A variant, nlinarith, does some basic preprocessing to handle some nonlinear goals.

The option set_option trace.linarith true will trace certain intermediate stages of the linarith routine.

🔗tactic
linear_combination

The linear_combination tactic attempts to prove an (in)equality goal by exhibiting it as a specified linear combination of (in)equality hypotheses, or other (in)equality proof terms, modulo (A) moving terms between the LHS and RHS of the (in)equalities, and (B) a normalization tactic which by default is ring-normalization.

Example usage:

example {a b : ℚ} (h1 : a = 1) (h2 : b = 3) : (a + b) / 2 = 2 := by
  linear_combination (h1 + h2) / 2

example {a b : ℚ} (h1 : a ≤ 1) (h2 : b ≤ 3) : (a + b) / 2 ≤ 2 := by
  linear_combination (h1 + h2) / 2

example {a b : ℚ} : 2 * a * b ≤ a ^ 2 + b ^ 2 := by
  linear_combination sq_nonneg (a - b)

example {x y z w : ℤ} (h₁ : x * z = y ^ 2) (h₂ : y * w = z ^ 2) :
    z * (x * w - y * z) = 0 := by
  linear_combination w * h₁ + y * h₂

example {x : ℚ} (h : x ≥ 5) : x ^ 2 > 2 * x + 11 := by
  linear_combination (x + 3) * h

example {R : Type*} [CommRing R] {a b : R} (h : a = b) : a ^ 2 = b ^ 2 := by
  linear_combination (a + b) * h

example {A : Type*} [AddCommGroup A]
    {x y z : A} (h1 : x + y = 10 • z) (h2 : x - y = 6 • z) :
    2 • x = 2 • (8 • z) := by
  linear_combination (norm := abel) h1 + h2

example (x y : ℤ) (h1 : x * y + 2 * x = 1) (h2 : x = y) :
    x * y = -2 * y + 1 := by
  linear_combination (norm := ring_nf) -2 * h2
  -- leaves goal `⊢ x * y + x * 2 - 1 = 0`

The input e in linear_combination e is a linear combination of proofs of (in)equalities, given as a sum/difference of coefficients multiplied by expressions. The coefficients may be arbitrary expressions (with nonnegativity constraints in the case of inequalities). The expressions can be arbitrary proof terms proving (in)equalities; most commonly they are hypothesis names h1, h2, ....

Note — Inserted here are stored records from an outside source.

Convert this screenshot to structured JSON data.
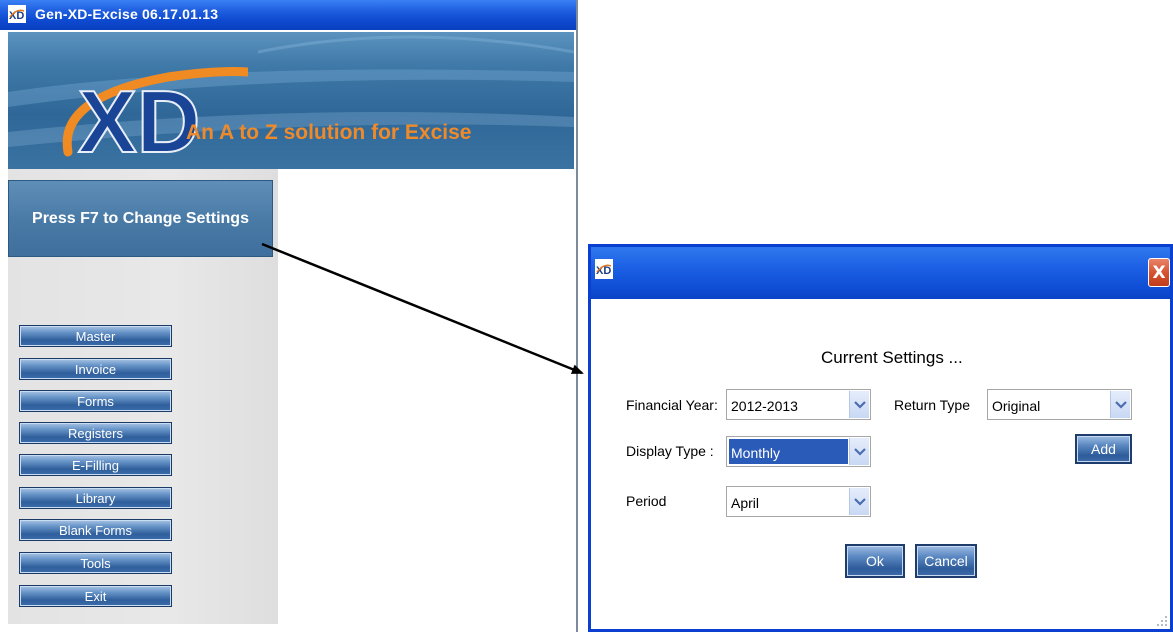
{
  "main_window": {
    "title": "Gen-XD-Excise 06.17.01.13",
    "banner": {
      "logo_text": "XD",
      "tagline": "An A to Z solution for Excise"
    },
    "settings_hint": "Press F7 to Change Settings",
    "menu": [
      {
        "label": "Master"
      },
      {
        "label": "Invoice"
      },
      {
        "label": "Forms"
      },
      {
        "label": "Registers"
      },
      {
        "label": "E-Filling"
      },
      {
        "label": "Library"
      },
      {
        "label": "Blank Forms"
      },
      {
        "label": "Tools"
      },
      {
        "label": "Exit"
      }
    ]
  },
  "dialog": {
    "close_glyph": "X",
    "heading": "Current Settings ...",
    "fields": {
      "financial_year": {
        "label": "Financial Year:",
        "value": "2012-2013"
      },
      "return_type": {
        "label": "Return Type",
        "value": "Original"
      },
      "display_type": {
        "label": "Display Type :",
        "value": "Monthly"
      },
      "period": {
        "label": "Period",
        "value": "April"
      }
    },
    "buttons": {
      "add": "Add",
      "ok": "Ok",
      "cancel": "Cancel"
    }
  },
  "colors": {
    "titlebar_blue": "#0d49cf",
    "banner_blue": "#3f79a8",
    "tagline_orange": "#ee8a2a",
    "menu_button_blue": "#2f5f9c",
    "selection_blue": "#2b5bb8",
    "close_red": "#d65432"
  },
  "icons": {
    "app_icon": "xd-app-icon",
    "dropdown": "chevron-down-icon",
    "close": "close-icon",
    "resize": "resize-grip-icon"
  }
}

The left and right sides of all the (in)equalities should have the same type α, and the coefficients should also have type α. For full functionality α should be a commutative ring -- strictly speaking, a commutative semiring with "cancellative" addition (in the semiring case, negation and subtraction will be handled "formally" as if operating in the enveloping ring). If a nonstandard normalization is used (for example abel or skip), the tactic will work over types α with less algebraic structure: for equalities, the minimum is instances of [Add α] [IsRightCancelAdd α] together with instances of whatever operations are used in the tactic call.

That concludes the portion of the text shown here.